The forthcoming article “Strategic state violence and migration in conflict” by Jessica S. Sun is summarized by the author below.
Among the consequences of civil conflict, two whose effects can be particularly long-lasting are economic disruption and mass displacement of civilians. These problems often go hand-in-hand, as fighting makes it difficult for civilians to sustain their livelihoods, and lack of economic opportunity increases their willingness to flee their homes for safer, more prosperous areas. When civilians become internally displaced (IDPs), this can strain receiving communities, creating competition in labor and housing markets and contributing to increases in crime and conflict.
Governments already fighting in contested areas must manage these new challenges in otherwise peaceful areas. They are also often the perpetrators of violence that causes civilian flight, making civilians in contested areas insecure and driving displacement. How do governments both take control of contested areas and maintain popular support in peaceful areas when these two aims are in conflict? Do they change their strategy when fighting produces negative externalities like migration?
I answer these questions with a formal model where the government chooses how hard to fight in a contested area, and civilians can flee violence by moving to an uncontested area as IDPs. Their choice to migrate is motivated both by insecurity in the contested area and economic opportunity in the uncontested area. Government supporters in the uncontested area, who become hosts to the displaced, may protest because conflict and conflict-induced migration reduce their standard of living. This chain reaction is what the government aims to prevent.
Sometimes, I find, when displacement’s effects on government supporters are too great, the government may reduce its effort to retake control of contested areas, accepting a less decisive outcome to the conflict. In my model, to stave off protests by its supporters, the government can engage in patronage—providing selective benefits like preferential housing to mitigate the costs for its constituents of hosting displaced civilians. Fighting less hard in the contested area reduces the destructiveness of conflict, and therefore also reduces how many civilians are pushed to flee. When patronage costs are high, the government may prefer less control and less migration to more control and more patronage.

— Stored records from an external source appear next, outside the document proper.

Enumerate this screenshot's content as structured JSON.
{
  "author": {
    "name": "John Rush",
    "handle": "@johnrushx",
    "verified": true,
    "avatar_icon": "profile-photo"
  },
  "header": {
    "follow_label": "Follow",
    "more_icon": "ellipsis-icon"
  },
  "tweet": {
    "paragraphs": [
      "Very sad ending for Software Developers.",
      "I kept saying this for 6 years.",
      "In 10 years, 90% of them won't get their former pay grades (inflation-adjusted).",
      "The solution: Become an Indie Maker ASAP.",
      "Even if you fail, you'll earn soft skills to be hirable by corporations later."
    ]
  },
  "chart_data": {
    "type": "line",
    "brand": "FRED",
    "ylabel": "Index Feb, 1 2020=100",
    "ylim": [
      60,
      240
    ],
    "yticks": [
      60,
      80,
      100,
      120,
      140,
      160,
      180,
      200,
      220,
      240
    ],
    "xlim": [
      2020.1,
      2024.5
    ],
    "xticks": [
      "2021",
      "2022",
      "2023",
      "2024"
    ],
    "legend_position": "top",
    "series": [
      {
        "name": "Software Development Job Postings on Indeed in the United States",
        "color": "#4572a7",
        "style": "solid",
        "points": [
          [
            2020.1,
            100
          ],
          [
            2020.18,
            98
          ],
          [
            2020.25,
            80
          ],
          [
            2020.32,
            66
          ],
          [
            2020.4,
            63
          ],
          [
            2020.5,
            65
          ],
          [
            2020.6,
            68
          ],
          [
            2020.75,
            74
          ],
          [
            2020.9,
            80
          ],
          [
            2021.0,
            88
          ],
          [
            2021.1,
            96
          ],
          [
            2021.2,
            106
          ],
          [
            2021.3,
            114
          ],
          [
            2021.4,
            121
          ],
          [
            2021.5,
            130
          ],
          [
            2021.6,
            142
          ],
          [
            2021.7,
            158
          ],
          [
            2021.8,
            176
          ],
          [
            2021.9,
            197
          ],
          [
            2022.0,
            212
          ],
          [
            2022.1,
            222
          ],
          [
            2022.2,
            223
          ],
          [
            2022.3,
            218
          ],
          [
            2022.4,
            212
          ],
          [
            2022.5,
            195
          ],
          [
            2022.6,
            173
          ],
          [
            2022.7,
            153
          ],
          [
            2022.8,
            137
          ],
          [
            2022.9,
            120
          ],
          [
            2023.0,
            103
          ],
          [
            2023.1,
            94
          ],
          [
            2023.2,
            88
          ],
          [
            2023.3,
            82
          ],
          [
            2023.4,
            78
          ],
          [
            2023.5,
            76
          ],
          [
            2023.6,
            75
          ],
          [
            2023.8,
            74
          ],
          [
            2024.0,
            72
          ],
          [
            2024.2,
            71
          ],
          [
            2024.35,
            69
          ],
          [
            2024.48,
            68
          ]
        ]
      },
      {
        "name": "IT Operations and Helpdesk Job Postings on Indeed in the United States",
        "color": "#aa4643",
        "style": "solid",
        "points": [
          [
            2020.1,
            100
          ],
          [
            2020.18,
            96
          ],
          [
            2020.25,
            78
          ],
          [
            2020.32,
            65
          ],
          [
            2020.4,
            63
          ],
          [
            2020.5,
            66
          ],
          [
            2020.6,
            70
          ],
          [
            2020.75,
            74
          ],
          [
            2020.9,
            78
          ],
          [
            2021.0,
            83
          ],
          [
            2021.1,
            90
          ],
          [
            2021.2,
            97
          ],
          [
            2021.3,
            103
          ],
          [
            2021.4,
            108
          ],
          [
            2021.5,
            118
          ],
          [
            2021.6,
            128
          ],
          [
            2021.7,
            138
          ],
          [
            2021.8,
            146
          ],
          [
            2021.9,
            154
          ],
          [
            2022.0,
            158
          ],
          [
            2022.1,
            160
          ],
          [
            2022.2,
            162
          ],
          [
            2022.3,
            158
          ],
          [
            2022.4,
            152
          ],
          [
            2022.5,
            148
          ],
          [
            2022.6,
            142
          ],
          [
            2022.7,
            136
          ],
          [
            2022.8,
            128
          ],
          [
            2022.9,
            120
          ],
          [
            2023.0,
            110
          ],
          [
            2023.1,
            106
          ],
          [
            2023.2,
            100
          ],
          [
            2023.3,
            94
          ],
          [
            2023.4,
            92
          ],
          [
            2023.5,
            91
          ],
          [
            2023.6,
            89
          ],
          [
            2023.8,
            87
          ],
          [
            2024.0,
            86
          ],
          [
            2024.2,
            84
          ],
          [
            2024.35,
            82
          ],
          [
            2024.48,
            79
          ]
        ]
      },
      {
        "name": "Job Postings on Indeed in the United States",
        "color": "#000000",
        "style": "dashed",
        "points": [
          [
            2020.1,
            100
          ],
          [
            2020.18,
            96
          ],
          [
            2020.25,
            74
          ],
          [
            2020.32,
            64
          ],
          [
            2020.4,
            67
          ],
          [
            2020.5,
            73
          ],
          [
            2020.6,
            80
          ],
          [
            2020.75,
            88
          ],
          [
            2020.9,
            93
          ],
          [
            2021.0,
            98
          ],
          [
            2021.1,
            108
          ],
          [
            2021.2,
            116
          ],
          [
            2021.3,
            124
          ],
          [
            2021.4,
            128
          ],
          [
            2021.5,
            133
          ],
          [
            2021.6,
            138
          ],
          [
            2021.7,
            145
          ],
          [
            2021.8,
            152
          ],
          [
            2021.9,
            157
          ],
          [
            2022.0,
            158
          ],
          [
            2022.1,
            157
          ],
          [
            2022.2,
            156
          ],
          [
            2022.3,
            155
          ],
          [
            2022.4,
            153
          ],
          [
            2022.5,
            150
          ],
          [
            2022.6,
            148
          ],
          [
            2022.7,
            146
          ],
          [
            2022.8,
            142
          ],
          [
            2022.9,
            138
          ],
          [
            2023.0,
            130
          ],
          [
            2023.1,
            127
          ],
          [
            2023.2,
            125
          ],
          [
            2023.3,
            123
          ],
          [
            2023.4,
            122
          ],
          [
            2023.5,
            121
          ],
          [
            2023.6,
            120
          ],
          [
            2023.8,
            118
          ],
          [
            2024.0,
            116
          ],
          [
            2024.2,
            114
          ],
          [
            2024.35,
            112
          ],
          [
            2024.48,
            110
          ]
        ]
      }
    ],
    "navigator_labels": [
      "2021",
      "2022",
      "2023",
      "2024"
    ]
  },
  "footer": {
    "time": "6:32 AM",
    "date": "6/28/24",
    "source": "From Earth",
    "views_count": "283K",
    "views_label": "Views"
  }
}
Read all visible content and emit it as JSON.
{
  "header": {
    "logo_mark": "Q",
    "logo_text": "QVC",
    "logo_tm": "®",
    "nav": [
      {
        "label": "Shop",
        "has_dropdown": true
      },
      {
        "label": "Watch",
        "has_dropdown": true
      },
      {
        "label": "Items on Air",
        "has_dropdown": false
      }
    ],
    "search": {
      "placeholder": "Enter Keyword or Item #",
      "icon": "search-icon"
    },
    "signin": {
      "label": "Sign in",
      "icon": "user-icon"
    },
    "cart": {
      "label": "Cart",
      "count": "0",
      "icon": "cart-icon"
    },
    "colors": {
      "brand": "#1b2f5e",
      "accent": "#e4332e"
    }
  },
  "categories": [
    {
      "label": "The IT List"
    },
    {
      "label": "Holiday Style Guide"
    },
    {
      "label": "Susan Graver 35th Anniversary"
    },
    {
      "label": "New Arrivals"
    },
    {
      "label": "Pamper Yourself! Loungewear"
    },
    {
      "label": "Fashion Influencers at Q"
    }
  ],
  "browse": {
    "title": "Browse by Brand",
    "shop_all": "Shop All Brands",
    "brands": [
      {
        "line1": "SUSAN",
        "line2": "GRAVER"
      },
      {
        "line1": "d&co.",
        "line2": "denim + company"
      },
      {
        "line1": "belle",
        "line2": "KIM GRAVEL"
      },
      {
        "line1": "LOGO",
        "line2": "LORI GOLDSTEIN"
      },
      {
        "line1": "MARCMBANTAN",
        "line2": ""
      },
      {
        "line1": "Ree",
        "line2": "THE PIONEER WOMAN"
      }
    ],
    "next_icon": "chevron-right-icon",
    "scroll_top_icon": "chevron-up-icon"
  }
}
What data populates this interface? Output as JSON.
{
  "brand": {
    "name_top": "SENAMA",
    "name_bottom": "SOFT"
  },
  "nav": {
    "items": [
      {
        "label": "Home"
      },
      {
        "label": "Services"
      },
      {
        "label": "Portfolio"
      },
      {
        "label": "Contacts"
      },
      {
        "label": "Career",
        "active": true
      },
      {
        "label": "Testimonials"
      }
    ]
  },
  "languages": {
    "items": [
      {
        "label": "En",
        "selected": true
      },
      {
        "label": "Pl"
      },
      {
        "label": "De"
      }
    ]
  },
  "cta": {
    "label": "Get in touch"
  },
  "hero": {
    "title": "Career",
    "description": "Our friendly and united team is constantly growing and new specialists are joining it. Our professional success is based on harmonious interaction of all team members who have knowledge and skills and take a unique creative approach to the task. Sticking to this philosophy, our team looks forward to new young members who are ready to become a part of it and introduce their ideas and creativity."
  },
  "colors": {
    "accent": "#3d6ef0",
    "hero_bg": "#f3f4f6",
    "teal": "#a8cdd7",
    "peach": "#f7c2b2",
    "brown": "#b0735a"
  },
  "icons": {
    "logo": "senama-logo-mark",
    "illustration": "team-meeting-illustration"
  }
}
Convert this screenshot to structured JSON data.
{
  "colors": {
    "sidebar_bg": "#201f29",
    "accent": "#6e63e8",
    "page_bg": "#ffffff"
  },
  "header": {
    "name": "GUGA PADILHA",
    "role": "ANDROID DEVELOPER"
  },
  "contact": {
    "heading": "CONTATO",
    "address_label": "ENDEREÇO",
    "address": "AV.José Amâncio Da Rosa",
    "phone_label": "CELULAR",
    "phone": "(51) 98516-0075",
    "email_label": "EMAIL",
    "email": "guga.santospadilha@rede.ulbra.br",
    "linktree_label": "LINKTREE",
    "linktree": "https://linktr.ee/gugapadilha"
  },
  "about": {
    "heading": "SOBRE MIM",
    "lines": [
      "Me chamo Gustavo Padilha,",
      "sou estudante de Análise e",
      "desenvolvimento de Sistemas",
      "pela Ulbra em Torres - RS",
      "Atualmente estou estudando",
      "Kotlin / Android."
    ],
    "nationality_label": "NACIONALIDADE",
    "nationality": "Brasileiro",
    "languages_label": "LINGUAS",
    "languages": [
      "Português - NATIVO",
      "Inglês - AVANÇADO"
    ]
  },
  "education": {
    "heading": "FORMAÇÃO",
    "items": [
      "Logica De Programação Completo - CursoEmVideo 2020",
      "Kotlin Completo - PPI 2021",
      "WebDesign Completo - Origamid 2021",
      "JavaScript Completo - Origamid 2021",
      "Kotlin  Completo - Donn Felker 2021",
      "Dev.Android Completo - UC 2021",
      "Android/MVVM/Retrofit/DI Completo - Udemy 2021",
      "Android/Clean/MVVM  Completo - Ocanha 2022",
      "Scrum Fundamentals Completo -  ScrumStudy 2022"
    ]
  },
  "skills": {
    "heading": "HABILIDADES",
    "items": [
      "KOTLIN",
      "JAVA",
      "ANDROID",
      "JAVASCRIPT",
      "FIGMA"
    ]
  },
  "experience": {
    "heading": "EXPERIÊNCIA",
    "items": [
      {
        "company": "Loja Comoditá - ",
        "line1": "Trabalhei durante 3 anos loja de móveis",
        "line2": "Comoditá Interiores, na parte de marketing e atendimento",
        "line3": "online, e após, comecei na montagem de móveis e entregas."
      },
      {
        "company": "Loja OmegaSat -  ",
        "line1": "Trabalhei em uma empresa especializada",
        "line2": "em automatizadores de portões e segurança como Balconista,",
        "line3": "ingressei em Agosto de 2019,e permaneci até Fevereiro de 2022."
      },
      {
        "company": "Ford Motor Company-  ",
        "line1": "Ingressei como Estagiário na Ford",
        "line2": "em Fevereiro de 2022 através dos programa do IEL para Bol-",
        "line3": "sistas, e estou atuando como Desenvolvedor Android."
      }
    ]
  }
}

In other circumstances, a fighting-less-hard approach would cede more of the contested area than the government can tolerate. Rather than deescalating to reduce displacement, I show the government might preemptively increase violence against civilians, leading to more intense conflict today and relatively less migration in the future. The government uses repression as a crude tool for arresting migration, which decreases patronage costs and helps it maintain popular support. I find that reliance on repression to affect migration increases when economic circumstances in the contested area worsen and decreases when civilians flee conflict as refugees.
Overall, strategic considerations in conflict lead to violence that both drives and hampers migration, highlighting how governments may repress when they expect violence will affect civilians’ choice to flee, and providing an explanation for preemptive violence against civilians in past instances where governments were concerned about conflict-induced displacement.
About the Author: Jessica S. Sun is an Assistant Professor of Political Science at Emory University. Their research “Strategic state violence and migration in conflict” is now available in Early View and will appear in a forthcoming issue of the American Journal of Political Science.